Scope This course provides a broad understanding of biological principles, applications and the relevance of biological science to the military and society. This course consists of an examination of the unity and diversity of life. The course utilizes a reductionist approach to biological study by beginning with an introduction to life at the cellular level and proceeding through Mendelian Genetics, central dogma, DNA technologies, and Darwinian evolution. The course culminates in the application of basic biological principles to human structure and function. Emphasis is placed on course material that is relevant to current environmental issues and disease particularly as these areas apply to military operations. A laboratory program is integrated within the course and is designed to enhance understanding of classical and modern investigative techniques and to illustrate fundamental concepts.

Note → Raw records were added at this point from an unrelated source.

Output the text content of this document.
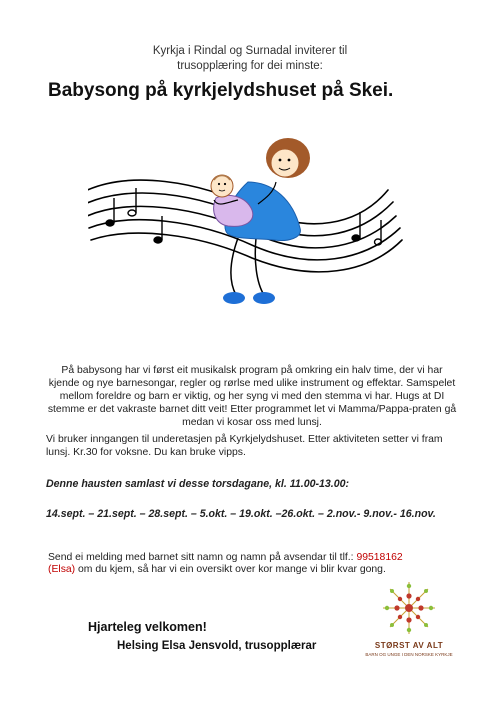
Kyrkja i Rindal og Surnadal inviterer til
trusopplæring for dei minste:
Babysong på kyrkjelydshuset på Skei.
På babysong har vi først eit musikalsk program på omkring ein halv time, der vi har kjende og nye barnesongar, regler og rørlse med ulike instrument og effektar. Samspelet mellom foreldre og barn er viktig, og her syng vi med den stemma vi har. Hugs at DI stemme er det vakraste barnet ditt veit! Etter programmet let vi Mamma/Pappa-praten gå medan vi kosar oss med lunsj.
Vi bruker inngangen til underetasjen på Kyrkjelydshuset. Etter aktiviteten setter vi fram lunsj. Kr.30 for voksne. Du kan bruke vipps.
Denne hausten samlast vi desse torsdagane, kl. 11.00-13.00:
14.sept. – 21.sept. – 28.sept. – 5.okt. – 19.okt. –26.okt. – 2.nov.- 9.nov.- 16.nov.
Send ei melding med barnet sitt namn og namn på avsendar til tlf.: 99518162 (Elsa) om du kjem, så har vi ein oversikt over kor mange vi blir kvar gong.
Hjarteleg velkomen!
Helsing Elsa Jensvold, trusopplærar	STØRST AV ALT
BARN OG UNGE I DEN NORSKE KYRKJE
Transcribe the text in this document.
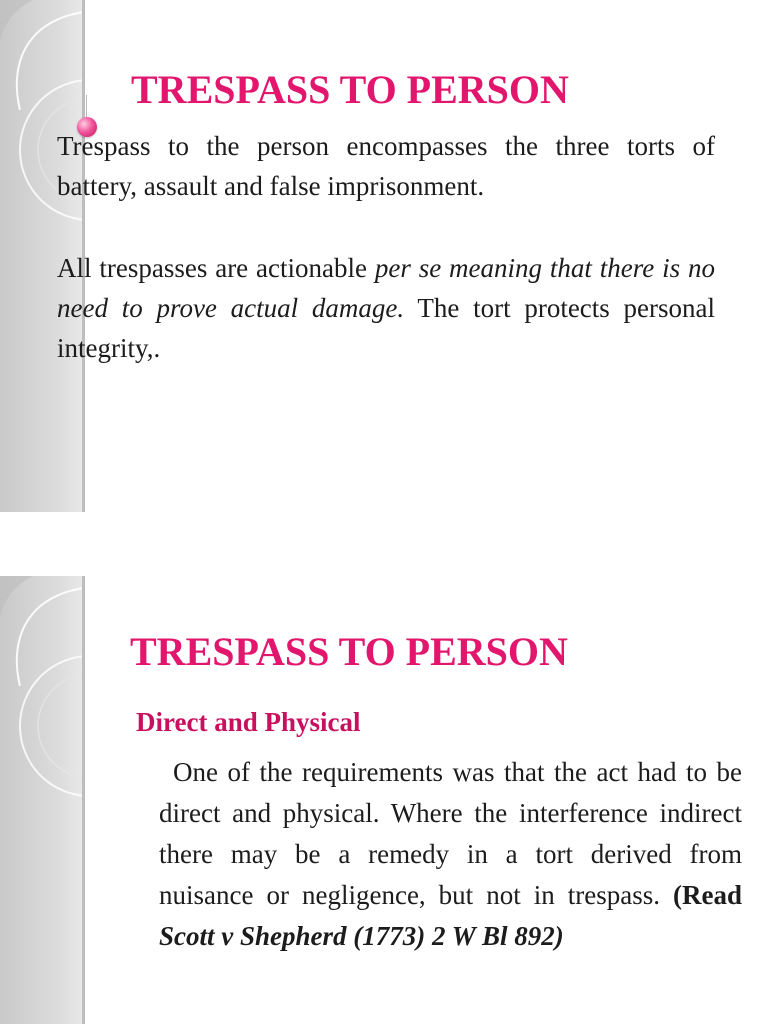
TRESPASS TO PERSON
Trespass to the person encompasses the three torts of battery, assault and false imprisonment.
All trespasses are actionable per se meaning that there is no need to prove actual damage. The tort protects personal integrity,.
TRESPASS TO PERSON
Direct and Physical
One of the requirements was that the act had to be direct and physical. Where the interference indirect there may be a remedy in a tort derived from nuisance or negligence, but not in trespass. (Read Scott v Shepherd (1773) 2 W Bl 892)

This calculus-based core physics course consists of a comprehensive study of electricity and magnetism. Topics include electrostatics, Gauss's Law, magnetic fields, Ampere's Law, Faraday's Law, circuits (direct current and alternating current), electromagnetic waves, geometric optics, physical optics, and elements of modern physics. An integrated laboratory program illustrates basic scientific techniques and serves to stimulate intellectual curiosity through discovery laboratories. The core physics program is designed to demonstrate the relevance of physics to military technology and to help prepare future Army leaders to anticipate and adapt to technological change.

This calculus-based advanced core physics course consists of a comprehensive study of electricity and magnetism. Topics include electrostatics, Gauss's Law, magnetic fields, Ampere's Law, Faraday's Law, circuits (direct current and alternating current), electromagnetic waves, geometric optics, physical optics, and elements of modern physics. An integrated laboratory program illustrates basic scientific techniques and serves to stimulate intellectual curiosity through discovery laboratories. The core physics program is designed to demonstrate the relevance of physics to military technology and to help prepare future Army leaders to anticipate and adapt to technological change.